3.Shulchan Aruch (ibid): We may not write for the lender unless the borrower is there. Even if the lender says 'write and sign the document, and it will be in your hands. If the borrower will come and say that it is true, acquire from him and give it to me. If not, tear it', we do not heed him.
i.SMA (36): The concern is only for signing it. We may write in the absence of the lender, like the Beis Yosef said (above, DH v'Ein).
ii.Note: The Beis Yosef (Sof DH uvi'Teshuvos, citing Teshuvas ha'Rashba 945) says that if the lender says 'do not write and sign for Ploni (who accepted with a Kinyan that he owes me), we do not write for him.

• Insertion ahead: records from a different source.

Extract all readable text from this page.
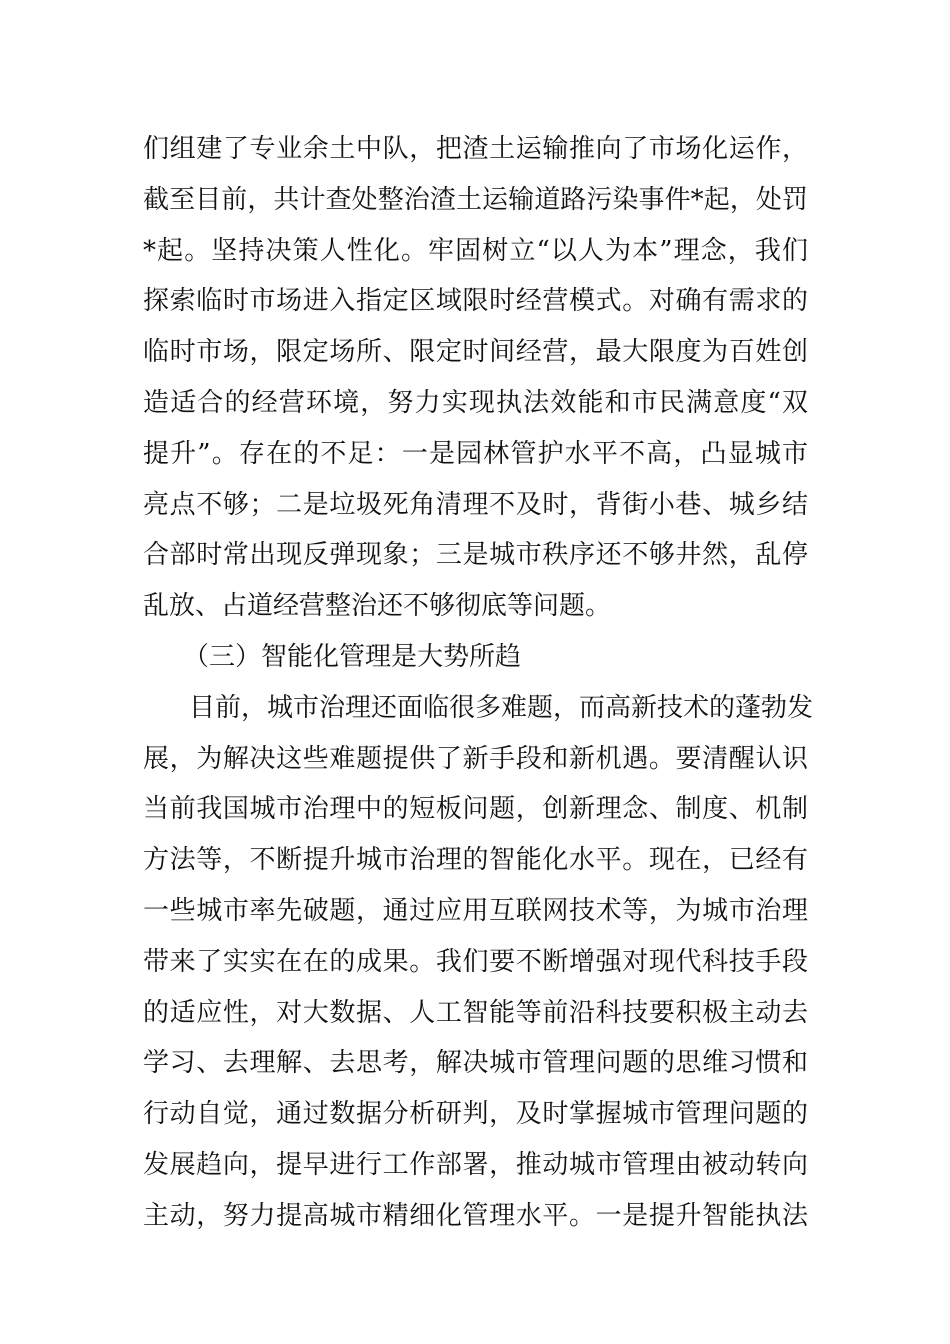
们组建了专业余土中队，把渣土运输推向了市场化运作，
截至目前，共计查处整治渣土运输道路污染事件*起，处罚
*起。坚持决策人性化。牢固树立“以人为本”理念，我们
探索临时市场进入指定区域限时经营模式。对确有需求的
临时市场，限定场所、限定时间经营，最大限度为百姓创
造适合的经营环境，努力实现执法效能和市民满意度“双
提升”。存在的不足：一是园林管护水平不高，凸显城市
亮点不够；二是垃圾死角清理不及时，背街小巷、城乡结
合部时常出现反弹现象；三是城市秩序还不够井然，乱停
乱放、占道经营整治还不够彻底等问题。
（三）智能化管理是大势所趋
目前，城市治理还面临很多难题，而高新技术的蓬勃发
展，为解决这些难题提供了新手段和新机遇。要清醒认识
当前我国城市治理中的短板问题，创新理念、制度、机制
方法等，不断提升城市治理的智能化水平。现在，已经有
一些城市率先破题，通过应用互联网技术等，为城市治理
带来了实实在在的成果。我们要不断增强对现代科技手段
的适应性，对大数据、人工智能等前沿科技要积极主动去
学习、去理解、去思考，解决城市管理问题的思维习惯和
行动自觉，通过数据分析研判，及时掌握城市管理问题的
发展趋向，提早进行工作部署，推动城市管理由被动转向
主动，努力提高城市精细化管理水平。一是提升智能执法
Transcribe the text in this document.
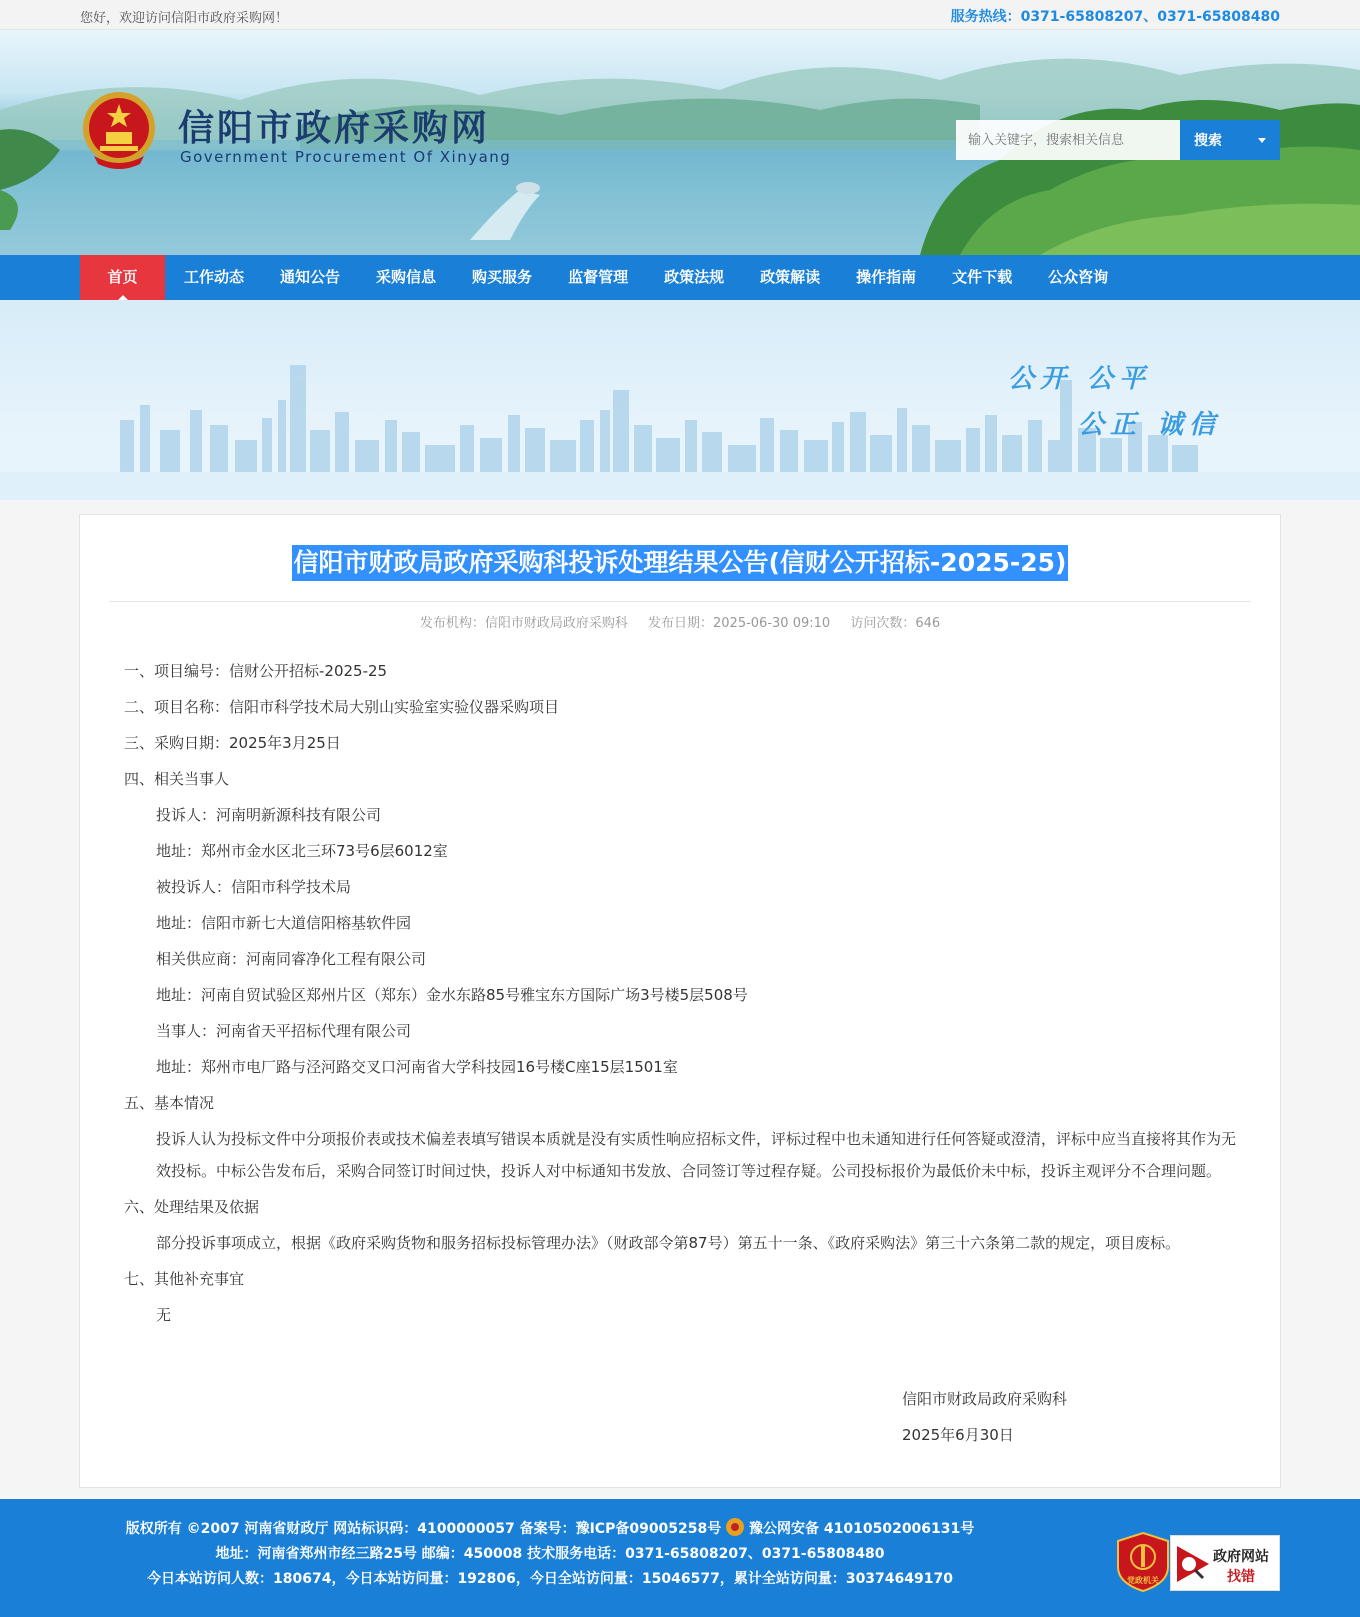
您好，欢迎访问信阳市政府采购网！	服务热线：0371-65808207、0371-65808480
信阳市政府采购网
Government Procurement Of Xinyang
输入关键字，搜索相关信息
搜索
首页	工作动态	通知公告	采购信息	购买服务	监督管理	政策法规	政策解读	操作指南	文件下载	公众咨询
公开 公平
公正 诚信
信阳市财政局政府采购科投诉处理结果公告(信财公开招标-2025-25)
发布机构：信阳市财政局政府采购科 发布日期：2025-06-30 09:10 访问次数：646

一、项目编号：信财公开招标-2025-25

二、项目名称：信阳市科学技术局大别山实验室实验仪器采购项目

三、采购日期：2025年3月25日

四、相关当事人

投诉人：河南明新源科技有限公司

地址：郑州市金水区北三环73号6层6012室

被投诉人：信阳市科学技术局

地址：信阳市新七大道信阳榕基软件园

相关供应商：河南同睿净化工程有限公司

地址：河南自贸试验区郑州片区（郑东）金水东路85号雅宝东方国际广场3号楼5层508号

当事人：河南省天平招标代理有限公司

地址：郑州市电厂路与泾河路交叉口河南省大学科技园16号楼C座15层1501室

五、基本情况

投诉人认为投标文件中分项报价表或技术偏差表填写错误本质就是没有实质性响应招标文件，评标过程中也未通知进行任何答疑或澄清，评标中应当直接将其作为无效投标。中标公告发布后，采购合同签订时间过快，投诉人对中标通知书发放、合同签订等过程存疑。公司投标报价为最低价未中标，投诉主观评分不合理问题。

六、处理结果及依据

部分投诉事项成立，根据《政府采购货物和服务招标投标管理办法》（财政部令第87号）第五十一条、《政府采购法》第三十六条第二款的规定，项目废标。

七、其他补充事宜

无

信阳市财政局政府采购科
2025年6月30日
版权所有 ©2007 河南省财政厅 网站标识码：4100000057 备案号：豫ICP备09005258号 豫公网安备 41010502006131号
地址：河南省郑州市经三路25号 邮编：450008 技术服务电话：0371-65808207、0371-65808480
今日本站访问人数：180674，今日本站访问量：192806，今日全站访问量：15046577，累计全站访问量：30374649170	党政机关
政府网站
找错
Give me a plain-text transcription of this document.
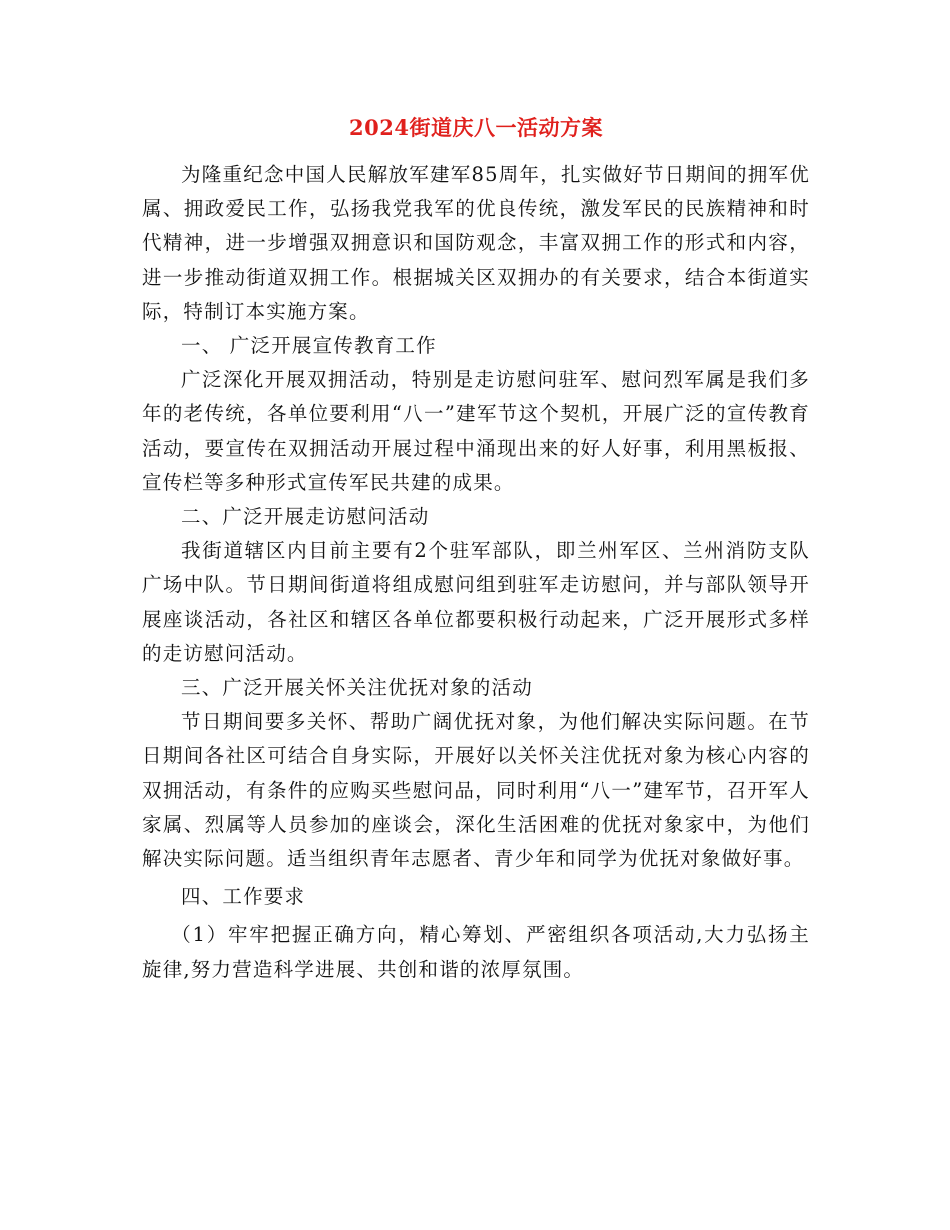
2024街道庆八一活动方案

为隆重纪念中国人民解放军建军85周年，扎实做好节日期间的拥军优属、拥政爱民工作，弘扬我党我军的优良传统，激发军民的民族精神和时代精神，进一步增强双拥意识和国防观念，丰富双拥工作的形式和内容，进一步推动街道双拥工作。根据城关区双拥办的有关要求，结合本街道实际，特制订本实施方案。

一、 广泛开展宣传教育工作

广泛深化开展双拥活动，特别是走访慰问驻军、慰问烈军属是我们多年的老传统，各单位要利用“八一”建军节这个契机，开展广泛的宣传教育活动，要宣传在双拥活动开展过程中涌现出来的好人好事，利用黑板报、宣传栏等多种形式宣传军民共建的成果。

二、广泛开展走访慰问活动

我街道辖区内目前主要有2个驻军部队，即兰州军区、兰州消防支队广场中队。节日期间街道将组成慰问组到驻军走访慰问，并与部队领导开展座谈活动，各社区和辖区各单位都要积极行动起来，广泛开展形式多样的走访慰问活动。

三、广泛开展关怀关注优抚对象的活动

节日期间要多关怀、帮助广阔优抚对象，为他们解决实际问题。在节日期间各社区可结合自身实际，开展好以关怀关注优抚对象为核心内容的双拥活动，有条件的应购买些慰问品，同时利用“八一”建军节，召开军人家属、烈属等人员参加的座谈会，深化生活困难的优抚对象家中，为他们解决实际问题。适当组织青年志愿者、青少年和同学为优抚对象做好事。

四、工作要求

（1）牢牢把握正确方向，精心筹划、严密组织各项活动,大力弘扬主旋律,努力营造科学进展、共创和谐的浓厚氛围。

iii.Shach (38): The Ritva (Kesuvos 21b DH veha'Omar) says that we are concerned only about signing Sheker, but not writing Sheker. I disagree. We are not concerned even for signing. Tosfos and the Rosh (Kesuvos 85a DH Alma and 9:7) explicitly say so. A validation is different, for if the judges sign before they hear testimony, the validation is total Sheker. The Rashba and Ran (Gitin 26b DH Leisa and 13b DH Mihu) say that Bava Basra 172a (writing in a document the place where it was authorized, and not where it was written) is different, for even retroactively it is Sheker. Rather, the Bach explains that the primary reason is that here, since it is Sheker, we are concerned lest the lender schemes, so we do not write it. When the borrower asks us to write, there is no concern.
iv.SMA (38): The Shulchan Aruch discusses stipulating about if the borrower will come the same day. If not, the document would be predated.